Алеша на гражданской погиб, под Перекопом убили его. А про Катерину Ермолаевну до тебя, поди-ко, слух дошел. Это та самая, которую у нас первым председателем завкома выбрали. Потом она начальником живописного цеха работала, в поселковом Совете заправляла. Такие речи произносить навострилась, фу ты ну ты. И дело у нее из рук не валилось. Ей давно говорят: пора, мол, на пенсию. А она ни в какую. Одним словом, бой-баба, Катя-Катеринка!

Знаменитый Пурсоньяк

ы, может, думаешь, наш заводской драмкружок пустяковинками пробавляется? Один басенку прочитает, а другой тебе под музыку начнет долдонить стишок немудрящий? Нет, брат, кроши крупнее, мы мелко-то не любим бродить. Великого русского драматического автора, Александра Николаевича Островского «Грозу» ставили, комедии французского писателя-классика Мольера рабочим показывали. А теперь советские пьесы берем. Вот как. Создали наш кружок не мальчики-девочки, а настоящие самородные художники из рабочих, и существует он с девятьсот восьмого года. После первой-то нашей революции девятьсот пятого года мы тоже кое-чего добились. Недавно даже юбилей отпраздновали. Из Москвы, из области почетные представители пожаловали, деятели искусств и народные артисты. Отметили нас. Первые основатели, по-старому сказать стоялы, повымерли, мало их в живых осталось, — разве что древние старики, пенсионеры. Но все-таки стариков этих отыскали и премии им вручили. Взять Ивана Ивановича — ему подарили полное собрание сочинений Мольера в богатом переплете. Он у нас, Иван-то Иванович, первые роли играл чуть не с сотворения кружка. Слыхал, поди, — красочный мастер, его все знают, заслуженный человек. Он теперь на покое, вместе со своей старухой, кассиршей она когда-то работала. Домик у них напротив больницы, аккуратненький такой. Да, я про подарок помянул. Ну, подарок ему тоже не просто так дали, не попусту, а с особым умыслом.

Я те и расскажу, при чем тут Мольер оказался. Начну с той поры, как Ваня у нас красочным мастером стал. Эта должность в прежние времена не малой считалась, а он — гляди-ко — еще безусым ее добился.

У них в роду все красочники. Ванин отец грамоту не шибко знал, но в книжечку всякие тайные рецепты все же мог заносить. Тогда ведь мастера друг от друга таились. Распусти-ко язык-то, живо твой секрет переймут. С секретом мастер в гору пойдет, а тебя, милого, по шапке. Иной раз хозяин и подписку брал, что, мол, никому тайны производства не выдам, а не то неустойку плачу.
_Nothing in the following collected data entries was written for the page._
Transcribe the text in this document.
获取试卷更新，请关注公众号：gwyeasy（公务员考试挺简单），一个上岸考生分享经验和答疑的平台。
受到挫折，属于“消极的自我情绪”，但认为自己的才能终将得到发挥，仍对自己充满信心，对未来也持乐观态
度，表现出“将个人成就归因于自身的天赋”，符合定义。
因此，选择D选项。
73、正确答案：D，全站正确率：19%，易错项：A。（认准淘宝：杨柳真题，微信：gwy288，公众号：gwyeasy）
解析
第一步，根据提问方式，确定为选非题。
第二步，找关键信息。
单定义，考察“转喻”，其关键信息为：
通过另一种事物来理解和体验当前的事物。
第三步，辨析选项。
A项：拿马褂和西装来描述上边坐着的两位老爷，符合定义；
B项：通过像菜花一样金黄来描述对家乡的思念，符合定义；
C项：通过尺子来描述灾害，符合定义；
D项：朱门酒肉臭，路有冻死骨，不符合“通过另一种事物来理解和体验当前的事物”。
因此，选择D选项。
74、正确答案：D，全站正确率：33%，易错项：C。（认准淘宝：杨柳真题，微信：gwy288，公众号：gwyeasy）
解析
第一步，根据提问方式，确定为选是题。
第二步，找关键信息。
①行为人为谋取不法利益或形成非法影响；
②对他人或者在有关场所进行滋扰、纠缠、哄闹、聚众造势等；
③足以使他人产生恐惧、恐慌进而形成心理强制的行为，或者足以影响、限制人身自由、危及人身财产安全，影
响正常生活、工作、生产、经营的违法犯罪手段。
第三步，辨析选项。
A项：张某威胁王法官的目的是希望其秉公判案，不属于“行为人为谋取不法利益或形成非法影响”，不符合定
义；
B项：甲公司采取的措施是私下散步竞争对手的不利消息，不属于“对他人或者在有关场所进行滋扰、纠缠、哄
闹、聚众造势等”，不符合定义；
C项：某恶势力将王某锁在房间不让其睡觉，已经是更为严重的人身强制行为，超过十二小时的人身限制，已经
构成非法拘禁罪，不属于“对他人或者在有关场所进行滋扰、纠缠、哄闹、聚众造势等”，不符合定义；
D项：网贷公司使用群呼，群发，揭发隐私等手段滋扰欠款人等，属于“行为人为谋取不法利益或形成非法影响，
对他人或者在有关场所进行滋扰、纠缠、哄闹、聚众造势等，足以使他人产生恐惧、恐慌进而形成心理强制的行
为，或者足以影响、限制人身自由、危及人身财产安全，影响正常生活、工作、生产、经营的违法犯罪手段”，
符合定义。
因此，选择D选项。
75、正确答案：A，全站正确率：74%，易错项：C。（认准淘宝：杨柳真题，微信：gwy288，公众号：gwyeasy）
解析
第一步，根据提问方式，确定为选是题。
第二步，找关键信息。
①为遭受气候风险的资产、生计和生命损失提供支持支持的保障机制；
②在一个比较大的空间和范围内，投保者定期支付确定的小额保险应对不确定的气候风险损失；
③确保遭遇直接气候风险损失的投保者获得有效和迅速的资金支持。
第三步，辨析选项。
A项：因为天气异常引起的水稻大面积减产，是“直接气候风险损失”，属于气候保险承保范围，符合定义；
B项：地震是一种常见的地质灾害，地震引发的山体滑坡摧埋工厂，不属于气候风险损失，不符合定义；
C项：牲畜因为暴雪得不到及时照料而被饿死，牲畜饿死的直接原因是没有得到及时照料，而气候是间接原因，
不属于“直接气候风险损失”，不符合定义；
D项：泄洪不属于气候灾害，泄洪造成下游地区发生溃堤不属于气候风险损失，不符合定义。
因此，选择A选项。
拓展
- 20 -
Ванин отец помер, и красочным мастером стал брат отца, следовательно, Ванин дядя. Мать в живописную подалась, туда же и сына определила. Стал парень чашки да блюдца расписывать, и быть бы ему тоже живописцем на веки веков, но выпала другая судьба: не решка, а орел. Дядя этот самый заболел, поехал в Москву лечиться, а на свое место пока поставил племянника. Секретов от родного не утаил, все записные книжки перед ним выложил, а новые составы велел со своих слов в отцову книжку вписать.

И ведь будто чуял старик: в одночасье отдал богу душу. Известие о том незамедлительно дошло.

Вот тут Ваня и задумался: что-то теперь станется?

Засел за книжки — отцово да дядино наследство — и — не будь дурак — наизусть выучил все рецепты.